The Hikam of Ibn ‘Ataillah al-Iskandari
“Sometimes you encounter works which just make you re-evaluate your whole connection to Allah ta’ala. They make you realize the faqr [poverty] of your affair, and your distance from that which you thought you were close to, subhan’Allah. The Hikam is one such text. It has been serving wayfarers throughout the ages in their quest to know their Lord, azza wa jal.” (source)
I’ve just started listening to a series of recorded lessons by one of my teachers on al-Hikam al-Ata’iyyah – the Hikam (pl. of hikmah, or wisdoms) of Sh. Ibn Ata’illah (d. 709 AH), rahimahullah [may Allah have mercy on him and accept from him]. The Hikam is basically a series of aphorisms for the spiritual seeker, touching on faith, our relationship with Allah, purification of the soul, proper manners for one on ‘the path’, and so on. Each line is succinct, eloquent, and carries within it so many layers of depth and meaning.
The first line of the Hikam is the following:
“Of the indications that one is relying on work is a loss of hope when one fumbles.”

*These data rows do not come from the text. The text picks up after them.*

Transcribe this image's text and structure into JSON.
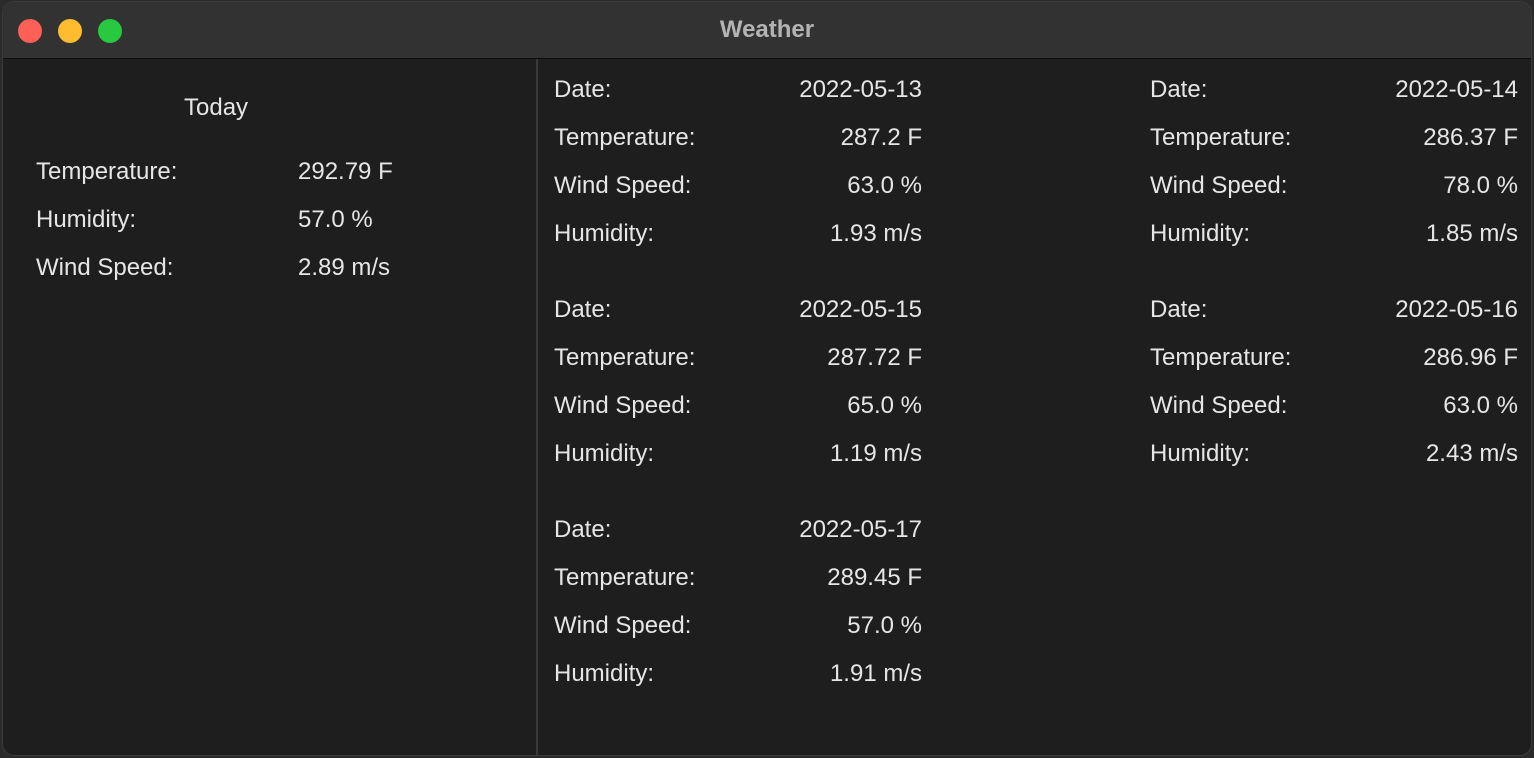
{
  "window": {
    "title": "Weather"
  },
  "today": {
    "title": "Today",
    "rows": [
      {
        "label": "Temperature:",
        "value": "292.79 F"
      },
      {
        "label": "Humidity:",
        "value": "57.0 %"
      },
      {
        "label": "Wind Speed:",
        "value": "2.89 m/s"
      }
    ]
  },
  "forecast": [
    {
      "date_label": "Date:",
      "date": "2022-05-13",
      "temp_label": "Temperature:",
      "temp": "287.2 F",
      "wind_label": "Wind Speed:",
      "wind": "63.0 %",
      "humidity_label": "Humidity:",
      "humidity": "1.93 m/s"
    },
    {
      "date_label": "Date:",
      "date": "2022-05-14",
      "temp_label": "Temperature:",
      "temp": "286.37 F",
      "wind_label": "Wind Speed:",
      "wind": "78.0 %",
      "humidity_label": "Humidity:",
      "humidity": "1.85 m/s"
    },
    {
      "date_label": "Date:",
      "date": "2022-05-15",
      "temp_label": "Temperature:",
      "temp": "287.72 F",
      "wind_label": "Wind Speed:",
      "wind": "65.0 %",
      "humidity_label": "Humidity:",
      "humidity": "1.19 m/s"
    },
    {
      "date_label": "Date:",
      "date": "2022-05-16",
      "temp_label": "Temperature:",
      "temp": "286.96 F",
      "wind_label": "Wind Speed:",
      "wind": "63.0 %",
      "humidity_label": "Humidity:",
      "humidity": "2.43 m/s"
    },
    {
      "date_label": "Date:",
      "date": "2022-05-17",
      "temp_label": "Temperature:",
      "temp": "289.45 F",
      "wind_label": "Wind Speed:",
      "wind": "57.0 %",
      "humidity_label": "Humidity:",
      "humidity": "1.91 m/s"
    }
  ]
}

The shaykh, hafidhahullah [may Allah preserve him] explained that the author, rahimahullah, is talking here about how a person may mistakenly build an attachment to the means that have been made available to him/her in helping them become close to Allah. While of course working and striving are essential for the seeker, one should not become so conscious of one’s own efforts that they forget the deeper reality of the situation, which is that all the work that we do, all the resources and opportunities that have been made available to us, are in truth only by the tawfeeq of Allah, and by His facilitation for us. What will enter us into Paradise, in reality, is not our own deeds, but the grace and mercy of Allah, subhanahu wa ta’ala.
A sign that divulges to us where we’ve truly placed our reliance can be found in those moments when we fumble or err in our course of striving to obey Allah. At those times, do we lose hope? Do we give up? If so, this is indicative of a lack of depth in our tawheed and a reliance on ourselves and our own abilities (which inevitably fail and disappoint us).
The shaykh went on to say that from among the reasons Sh. Ibn Ata’illah began with this hikmah was not to discourage us from taking means that are made available to us, but instead to alert us, from the very beginning of this path, about the danger that comes with this self-reliance. One may all too easily be led into arrogance, delusion, ostentation and other spiritual ailments that can invalidate even seemingly genuine acts of worship and build many obstacles on our path to Allah.
If you are like me, this one line of the Hikam is sufficient in its intensity to leave you reeling for many days :) I am sure it is indicative of the power of the text in its entirety and the beauty of this work.
InshaAllah, I hope to continue posting on some of the beautiful lessons learned in the Hikam, some resources and links on the text I can find online, and also a little bit about our visit to the grave site of Sh. Ibn Ata’illah rahimahullah here in Cairo.
(PS – There is an excellent commentary on the Hikam by Sh. Said Ramadan al-Bouti of Syria for those who are interested in studying the work in more depth, and it even comes with a CD of some of his lectures: Al Hikam al-Ata’iyyah Sharh wa Tahleel [3 volumes], published by Dar al-Fikr.)